After going on a Taglit-Birthright trip with 40 students from Johns Hopkins University last year, I traveled earlier this summer with 12 other student leaders to the West Bank with J Street U. Since then I've been reflecting on these two very different experiences.
Birthright helped to provide a stronger connection to my Jewish identity. After the trip, I began to take more Jewish studies courses and engage more with Hillel. I took an internship with Hillel's Peer Network Engagement Internship program and started organizing events.
I realize, though, that the Birthright model is not designed to instill a strong sense of responsibility in Diaspora Jews toward Israel. Rather, the program focuses more on fostering a general sense of connection. This often leaves students unable or uninterested in being the "ambassadors" that Birthright so often asks us to be back home.
Birthright prides itself on being apolitical, and, indeed, I learned little of substance about the Israeli-Palestinian conflict. I have heard arguments for why Birthright does not venture into the conflict, and to an extent I understand why. The trip is targeting a broad-based group of people and there's only so much you can do in 10 days.
But I find it unsettling that Birthright takes tens of thousands of young, uninformed Jews to Israel without providing any real briefing or debriefing on pressing societal issues while all the while telling us to go home and "tell the truth about Israel."
We do fall in love with the land, with the food and with the Israelis we meet. We have energizing hikes and lots of fun. Yet Birthright does not prepare us to engage with legitimate and difficult questions back at our college campuses and in our communities.
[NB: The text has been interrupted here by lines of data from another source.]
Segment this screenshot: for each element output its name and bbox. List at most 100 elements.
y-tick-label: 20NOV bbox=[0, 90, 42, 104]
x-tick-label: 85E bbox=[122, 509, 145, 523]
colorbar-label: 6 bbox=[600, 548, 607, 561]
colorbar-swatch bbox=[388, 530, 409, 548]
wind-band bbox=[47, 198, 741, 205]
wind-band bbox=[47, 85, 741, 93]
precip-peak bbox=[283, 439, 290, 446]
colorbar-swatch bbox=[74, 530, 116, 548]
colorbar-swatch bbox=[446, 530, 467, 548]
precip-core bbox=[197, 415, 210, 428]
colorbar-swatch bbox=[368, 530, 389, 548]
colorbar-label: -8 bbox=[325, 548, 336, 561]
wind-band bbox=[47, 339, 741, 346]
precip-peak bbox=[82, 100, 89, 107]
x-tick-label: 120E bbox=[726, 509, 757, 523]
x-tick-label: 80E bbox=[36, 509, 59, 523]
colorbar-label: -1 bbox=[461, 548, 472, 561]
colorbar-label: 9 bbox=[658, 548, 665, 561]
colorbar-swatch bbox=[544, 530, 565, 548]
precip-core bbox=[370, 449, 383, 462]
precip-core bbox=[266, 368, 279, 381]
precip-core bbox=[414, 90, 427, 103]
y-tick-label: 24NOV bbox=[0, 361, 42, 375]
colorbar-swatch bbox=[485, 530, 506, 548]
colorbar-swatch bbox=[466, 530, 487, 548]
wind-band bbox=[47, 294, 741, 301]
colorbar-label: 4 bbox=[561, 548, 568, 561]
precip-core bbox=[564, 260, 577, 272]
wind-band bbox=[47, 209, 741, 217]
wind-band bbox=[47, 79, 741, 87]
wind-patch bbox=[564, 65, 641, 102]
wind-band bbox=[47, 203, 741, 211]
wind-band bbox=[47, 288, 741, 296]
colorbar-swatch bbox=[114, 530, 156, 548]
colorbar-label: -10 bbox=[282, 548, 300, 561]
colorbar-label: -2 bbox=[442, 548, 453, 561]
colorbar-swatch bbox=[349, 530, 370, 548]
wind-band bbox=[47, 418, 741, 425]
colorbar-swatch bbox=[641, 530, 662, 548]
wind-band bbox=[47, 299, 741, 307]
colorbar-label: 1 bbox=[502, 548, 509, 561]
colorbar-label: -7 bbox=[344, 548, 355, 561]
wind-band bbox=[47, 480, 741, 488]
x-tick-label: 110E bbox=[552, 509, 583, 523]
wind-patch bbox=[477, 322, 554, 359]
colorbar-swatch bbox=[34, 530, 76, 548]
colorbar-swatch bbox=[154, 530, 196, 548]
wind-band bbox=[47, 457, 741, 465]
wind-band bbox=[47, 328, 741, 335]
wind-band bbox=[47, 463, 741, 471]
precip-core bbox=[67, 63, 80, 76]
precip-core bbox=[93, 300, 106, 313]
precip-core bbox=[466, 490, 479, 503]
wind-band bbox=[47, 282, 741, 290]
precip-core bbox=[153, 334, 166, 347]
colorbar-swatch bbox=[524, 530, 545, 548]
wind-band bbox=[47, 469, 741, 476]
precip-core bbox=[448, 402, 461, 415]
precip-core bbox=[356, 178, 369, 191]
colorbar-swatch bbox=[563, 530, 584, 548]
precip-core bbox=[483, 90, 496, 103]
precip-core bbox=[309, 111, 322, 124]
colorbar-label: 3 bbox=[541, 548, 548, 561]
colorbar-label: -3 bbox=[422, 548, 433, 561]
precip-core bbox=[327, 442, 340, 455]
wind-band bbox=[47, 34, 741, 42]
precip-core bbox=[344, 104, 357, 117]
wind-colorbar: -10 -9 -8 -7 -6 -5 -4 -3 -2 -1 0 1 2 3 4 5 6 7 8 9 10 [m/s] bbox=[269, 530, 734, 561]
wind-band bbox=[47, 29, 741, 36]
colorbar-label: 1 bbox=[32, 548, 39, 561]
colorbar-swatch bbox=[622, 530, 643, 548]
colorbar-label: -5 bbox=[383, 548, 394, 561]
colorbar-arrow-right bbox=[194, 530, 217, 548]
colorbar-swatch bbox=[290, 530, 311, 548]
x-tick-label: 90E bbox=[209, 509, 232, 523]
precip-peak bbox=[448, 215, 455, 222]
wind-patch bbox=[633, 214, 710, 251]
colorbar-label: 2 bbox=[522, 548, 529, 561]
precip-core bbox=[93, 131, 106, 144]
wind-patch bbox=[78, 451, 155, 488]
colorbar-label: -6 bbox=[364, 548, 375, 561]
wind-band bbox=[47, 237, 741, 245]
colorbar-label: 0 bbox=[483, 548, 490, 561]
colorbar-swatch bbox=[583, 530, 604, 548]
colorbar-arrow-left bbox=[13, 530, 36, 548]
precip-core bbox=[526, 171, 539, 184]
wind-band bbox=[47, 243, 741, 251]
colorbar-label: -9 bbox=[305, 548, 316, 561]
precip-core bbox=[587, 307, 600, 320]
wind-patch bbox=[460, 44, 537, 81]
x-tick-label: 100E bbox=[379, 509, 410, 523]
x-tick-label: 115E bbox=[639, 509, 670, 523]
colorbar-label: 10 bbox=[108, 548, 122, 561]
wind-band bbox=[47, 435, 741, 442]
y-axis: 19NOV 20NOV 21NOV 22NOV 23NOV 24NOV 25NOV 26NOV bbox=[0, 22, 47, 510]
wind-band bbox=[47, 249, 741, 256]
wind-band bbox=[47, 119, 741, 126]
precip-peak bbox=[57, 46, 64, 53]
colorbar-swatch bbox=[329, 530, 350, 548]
A few weeks after returning home, I was telling some people about my trip. A peer asked my opinion about the fact that any Jewish person like myself from anywhere in the world can travel in Israel with ease, but there are Palestinians who have been living on the land for generations who must deal with burdensome restrictions of movement. I had no idea what to say. I didn't even know what checkpoints were.
"It's the Jewish homeland?" I replied meekly, frustrated with my own ignorance. Not only wasn't I able to defend Israel to people who challenged it, but I felt embarrassed and confused.
In contrast, while at times on the J Street U trip I felt uncomfortable by the Israel I saw, I left feeling deeply committed to its future. I saw Israel not simply as a place to which I wanted to return but as a story of which I wanted to be a part.
On the J Street U trip, we met with Israelis from Sederot and Netiv HaAsara who regularly face the threat of rockets from Gaza, as well as Holocaust historians from Yad Vashem, an Israeli scholar specializing in delegitimization issues, leaders of the Palestinian Authority in Ramallah, university students, settlers in Gush Etzion, human rights activists and Palestinian citizens of Israel.
We met with two-staters, one-staters and those who advocate for a constitutionally enforced binational state. We met with Palestinians and Jews living in the segregated city of Hebron. We wrestled with the role of Diaspora Jews. At the end of it all, we emerged exhausted, intellectually humbled and more motivated to work to help Israel. I still love Israel, but confronting the challenging parts of the country compelled me to have a much deeper sense of responsibility.
If those same students from last year ask me questions now about Palestinian freedom of movement, I'm not sure I would have all the answers. But I'm ready to seriously engage and grapple with the ideas.
I am not suggesting that Birthright start distributing talking points on the conflict during its trips. But I am recommending that it provide opportunities for participants to struggle and engage with Israel's real issues. Don't underestimate us. Then maybe we can come home and be responsible ambassadors.
Rachel Cohen, a graduate of Lower Merion High School, is a rising junior at Johns Hopkins University.